O my home my home, where art thou my home?

“You really look like a tourist”, my cousin giggles.

She would say that. Standing behind the counter of her little pastry shop in the heart of Cannes, France, she is completely at one with her surroundings. She flaunts the heat, her shoulders bare in her flowing strapless dress, and her hair up in a loose bun. As for me, on my first visit to my hometown in over a year, I have opted for a sleeved t-shirt, a pair of daisy dukes, and a hat.

This is tourist attire.

It’s logical: the sleeves are for protection against sunburns, the hat saves you from sunstrokes, and the shorts cool you down. You know, because your legs can’t burn. And they sweat so much more than your armpits.

Why in the world am I dressed like this? Tourists are the butts of jokes the world over, but in Cannes, a town too small to accommodate its massive tourism industry, many –myself included- come to consider them as a nuisance. No, seriously. They steal my spot at the beach and create endless lines at my favourite ice cream parlour. And they don’t rub their sunscreen all the way in. I mean, what’s with that?

I’m all for building bridges, but I have no interest in seeing how that other half lives. I grew up defining myself in opposition to these guys, I can’t be one of them.

I have only been mistaken for a vacationer by association so far- as I was showing American friends around, for example. The confusion had never reflected on my own ability to fit in. If anything, I found these instances enlightening, as they allowed me a glimpse into the tourist experience in my own country. How the other half lives, observed though a glass window.

Well, it would seem like I leaned against said window a bit too heavily, forced it open and tumbled onto the other side. I don’t remember the name of the streets. I can’t find familiar shops, but look for others that are long gone. When my cousin says her husband now works in Fréjus, I explain to my boyfriend that it’s a 2-hour commute, only to be instantly corrected- it’s a mere 30 minutes. “You were born here, you sure?”, my cousin now smirks.

And to say, I had hoped this trip would cure my homesickness. London had started feeling like a strange city again, where I would always be inadequate and different. Remembering my experience of culture shock in Tarrytown, I figured that going home would help me reboot. Only I had taken “home” for granted. Absence makes the gal a foreigner.

“Take me to a cool place tonight”, Erik requests, lounging in his chair in a bar of the old town.
“There are no cool places in Cannes, it’s all show-off rubbish”, I snap back.
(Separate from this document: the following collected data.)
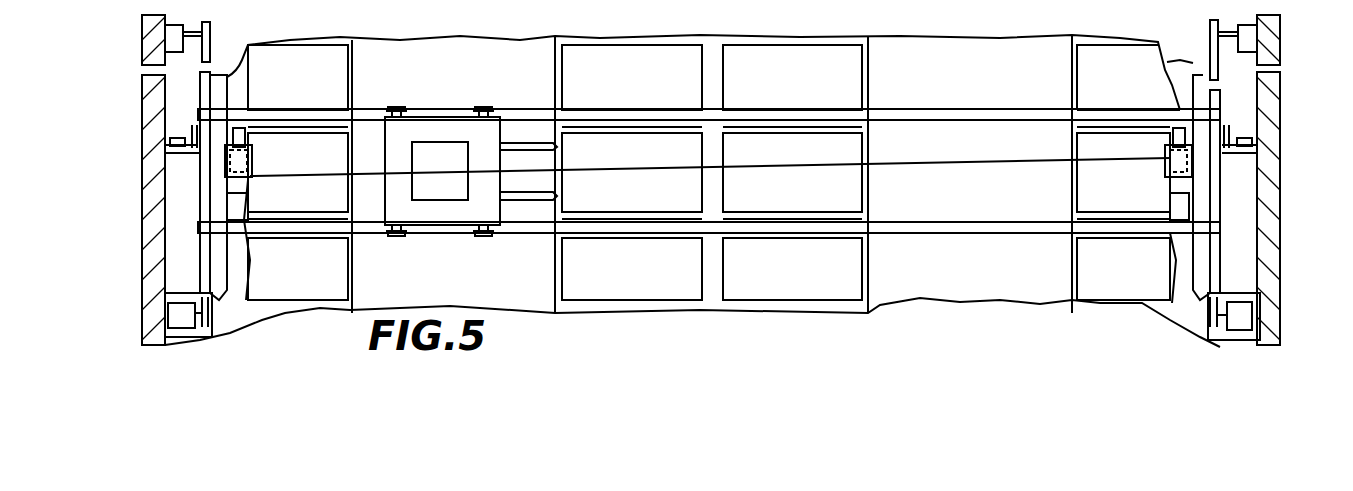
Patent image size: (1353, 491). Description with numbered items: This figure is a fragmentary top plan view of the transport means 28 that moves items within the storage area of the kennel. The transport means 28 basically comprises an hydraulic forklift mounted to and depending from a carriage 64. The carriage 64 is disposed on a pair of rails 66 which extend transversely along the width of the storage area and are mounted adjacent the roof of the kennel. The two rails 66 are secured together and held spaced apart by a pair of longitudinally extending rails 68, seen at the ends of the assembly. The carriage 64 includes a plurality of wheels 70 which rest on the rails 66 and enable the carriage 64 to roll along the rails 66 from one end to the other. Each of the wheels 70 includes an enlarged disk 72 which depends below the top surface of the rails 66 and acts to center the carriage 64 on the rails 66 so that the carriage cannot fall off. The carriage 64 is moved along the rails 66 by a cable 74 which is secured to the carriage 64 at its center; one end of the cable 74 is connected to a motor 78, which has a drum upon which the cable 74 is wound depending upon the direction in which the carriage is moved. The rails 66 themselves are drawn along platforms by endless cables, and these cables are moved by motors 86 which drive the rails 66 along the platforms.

The transport means 28 is at (471, 169).
The carriage 64 is at (440, 222).
The rails 66 is at (590, 113).
The longitudinally extending rails 68 is at (240, 210).
The wheels 70 is at (402, 105).
The enlarged disk 72 is at (395, 107).
The cable 74 is at (897, 167).
The motor 78 is at (255, 157).
The motors 86 is at (178, 313).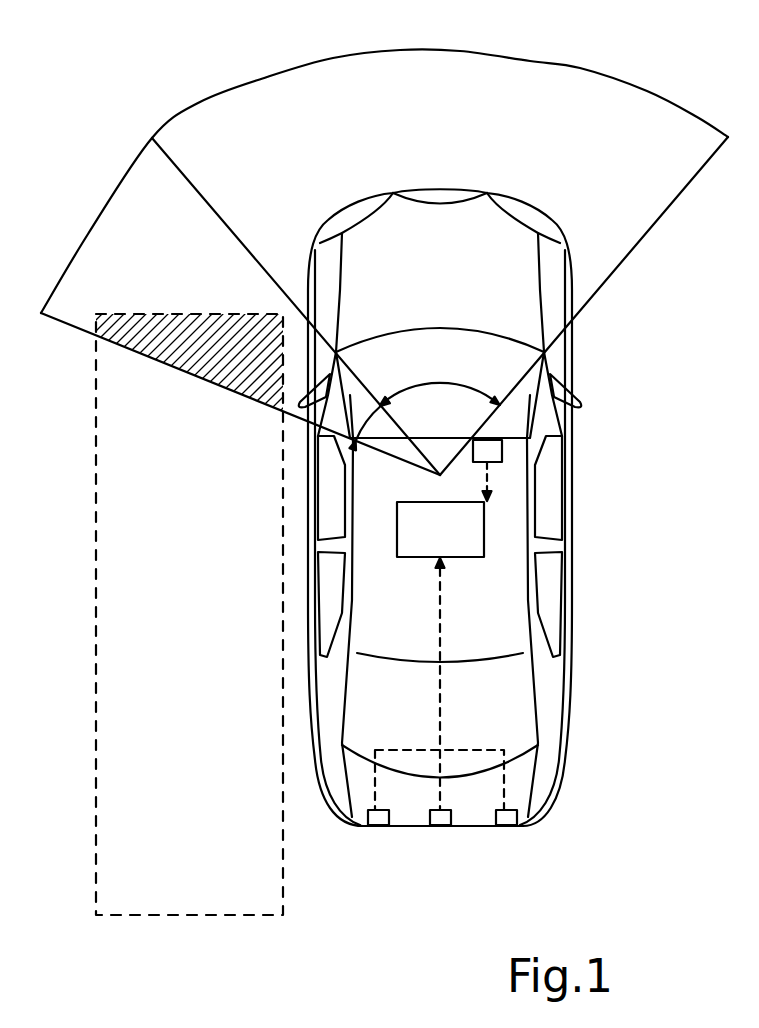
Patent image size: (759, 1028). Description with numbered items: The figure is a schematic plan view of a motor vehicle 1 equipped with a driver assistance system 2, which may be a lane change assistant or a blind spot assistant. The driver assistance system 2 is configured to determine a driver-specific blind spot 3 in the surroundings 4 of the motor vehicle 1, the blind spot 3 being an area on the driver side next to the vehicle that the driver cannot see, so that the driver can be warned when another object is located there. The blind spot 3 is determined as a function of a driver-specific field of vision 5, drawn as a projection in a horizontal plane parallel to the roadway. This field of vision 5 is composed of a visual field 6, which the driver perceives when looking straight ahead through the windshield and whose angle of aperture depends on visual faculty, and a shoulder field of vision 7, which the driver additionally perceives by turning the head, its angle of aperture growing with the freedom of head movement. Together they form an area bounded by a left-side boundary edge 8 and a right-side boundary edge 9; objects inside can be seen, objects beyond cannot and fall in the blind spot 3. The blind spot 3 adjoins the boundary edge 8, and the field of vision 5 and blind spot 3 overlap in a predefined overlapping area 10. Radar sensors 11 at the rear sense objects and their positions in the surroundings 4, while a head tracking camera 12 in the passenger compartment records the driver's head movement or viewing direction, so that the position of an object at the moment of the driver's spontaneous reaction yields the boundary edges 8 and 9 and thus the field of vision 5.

The motor vehicle 1 is at (568, 752).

I pause. If Cannes is no longer home, my opinion of the Cannes nightlife (which made me use a term a lot stronger than “rubbish” by the way, if only because I still can’t say “rubbish” without feeling like a fraud) is not worth much. A gem of a little edgy bar might have popped up on the commercial street for all I know. And my new tourist status means that I might now be in a position to enjoy the show-off rubbish.

Erik nips to the bathroom. The two waitresses, all bare shoulders and trendy clothes, are wiping glasses and having a gossip behind the bar.

I wonder if the Golden Square is still the place to be. This concentration of bars and restaurants, spread on no more than two blocks, used to represent everything I hated about my hometown: the posing, the perpetual partying, and, yes, the tourism.

I sigh. I walk over to the bar.

“Hey, we’d like to go out tonight, and I…I haven’t lived in Cannes for a while. Can you recommend a place?”

The two girls ponder. Do I want to eat or dance? If it’s live music I’m looking for, or exotic food, I’m going to be disappointed.

“What about the Golden Square?”, I suggest.

They nod. Of course, why hadn’t they thought about it.

“People still go to the Golden Square?, I ask in disbelief.

A bitter smile appears on the barmaid’s face.

“Nothing really changes around here.”

I grin back.

I may still have a home, after all. Cannes and I will have to re-negotiate the terms of our relationship, but I can never be a tourist there, not really. Not so long as I refuse to wear closed footwear in the dead of summer, anyway. Seriously guys, sneakers on the beach? Socks in sandals? You’re asking for it.